The Impact of a Four-Day School Week

. Sunday, August 17

 
Days are getting shorter, nights a little cooler, and fall is approaching.  We'll be back to the morning rush to get everyone ready and out the door, kids will be waiting at bus stops and the all too familiar arguments about whether homework is done every evening will resume. While parents and kids may greet this time of year with excitement and relief, there may be some changes to this school year that will substantially add to parents' already stressed budgets.

According to an article in Time this morning, one out of seven schools are seriously considering a four day school week with Mondays off. While school districts struggle with the high cost of diesel fuel, the budget-cutting options are few and, in one way or another, detrimental to the quality of education children receive.

Where schools can cut back is on field trips, extracurricular activities that require busing, they can lay teachers off, close schools entirely, or shrink bus routes and cancel busing service entirely. The four day school week seems to be the lesser of the evils to many school boards. The school day will be extended an hour and breaks shortened so that students spend the same amount of time in the classroom.

Though the four-day schedule would be a substantial savings in fuel, payroll, insurance and building utilities, there have been no formal studies on the impact a condensed schedule would have on student performance. A few districts in rural areas of states such as Kentucky, Louisiana and South Dakota that have already changed to the shortened school week reported a decrease in absenteeism in both students and teachers and some academic gains if the school then invests freed monies in instructional content and tutors.

What may be a solution for today may have long-term, very detrimental effects on education. Time spent in school is a known, positive and extensively studied factor in academic performance.

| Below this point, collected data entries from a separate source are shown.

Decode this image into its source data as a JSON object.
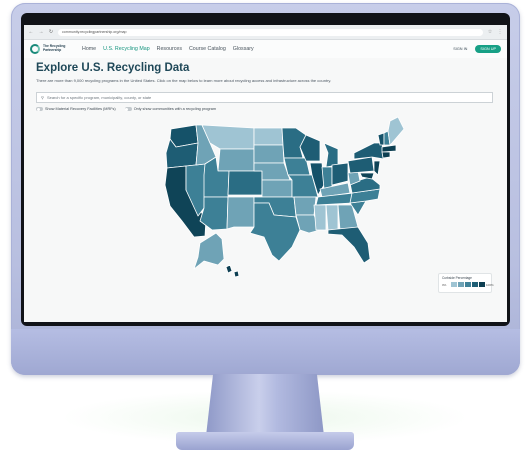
{
  "browser": {
    "url": "community.recyclingpartnership.org/map"
  },
  "header": {
    "logo_line1": "The Recycling",
    "logo_line2": "Partnership",
    "logo_line3": "",
    "nav": [
      {
        "label": "Home",
        "active": false
      },
      {
        "label": "U.S. Recycling Map",
        "active": true
      },
      {
        "label": "Resources",
        "active": false
      },
      {
        "label": "Course Catalog",
        "active": false
      },
      {
        "label": "Glossary",
        "active": false
      }
    ],
    "signin_label": "SIGN IN",
    "signup_label": "SIGN UP"
  },
  "main": {
    "title": "Explore U.S. Recycling Data",
    "intro": "There are more than 9,000 recycling programs in the United States. Click on the map below to learn more about recycling access and infrastructure across the country.",
    "search_placeholder": "Search for a specific program, municipality, county, or state",
    "toggles": [
      {
        "label": "Show Material Recovery Facilities (MRFs)",
        "on": false
      },
      {
        "label": "Only show communities with a recycling program",
        "on": false
      }
    ]
  },
  "legend": {
    "title": "Curbside Percentage",
    "low_label": "0%",
    "high_label": "100%",
    "colors": [
      "#cfe1ea",
      "#9fc4d3",
      "#6fa3b6",
      "#3f8299",
      "#1f5f76",
      "#0d3f52"
    ]
  },
  "colors": {
    "accent": "#16957f",
    "title": "#1f4858"
  }
}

The US has a shorter academic year than all other industrialized nations, and the result is correspondingly lower achievement rates in math and language skills. "All the evidence says the more hours our schools are open, the better off our kids are... Cutting days puts our country's economic future at risk."

The four-day school week will shift the economic hardship from schools directly to parents. Briefly acknowledged in the Time article, the impact of the shortened school schedule will cause a major burden for households already stretched to the breaking point by high food, gas and utility costs. Younger children will need additional childcare, which is already expensive, on top of the additional gas it will take to drive them to childcare. With children home another day, grocery lists will grow, taking another chunk out of the family budget. Add this to the cost of buying school supplies and new clothes, and it could sink families already struggling with the escalating cost of living. And with colder weather on the way, this is not a good time to add even more strife to an already stressed and difficult financial situation.

Ideally, kids could use the extra day off to work on school projects and homework. But, is it fair to make children responsible for their own education? How likely is it that an exhausted teenager will use the extra day off productively? Left unsupervised, how many kids will get into trouble? How is it an option to shift schools' financial woes to families and children -- and, our country's future?

1 comments:

HawgWyld said...

I'm all for it, provided I also get a four-day workweek so I can be home with my kids when they're not in school.

That, actually, might work. Still, you raise some good points -- would that ultimately impact the ability of children to learn? Do they need the structure that a five-day week provides?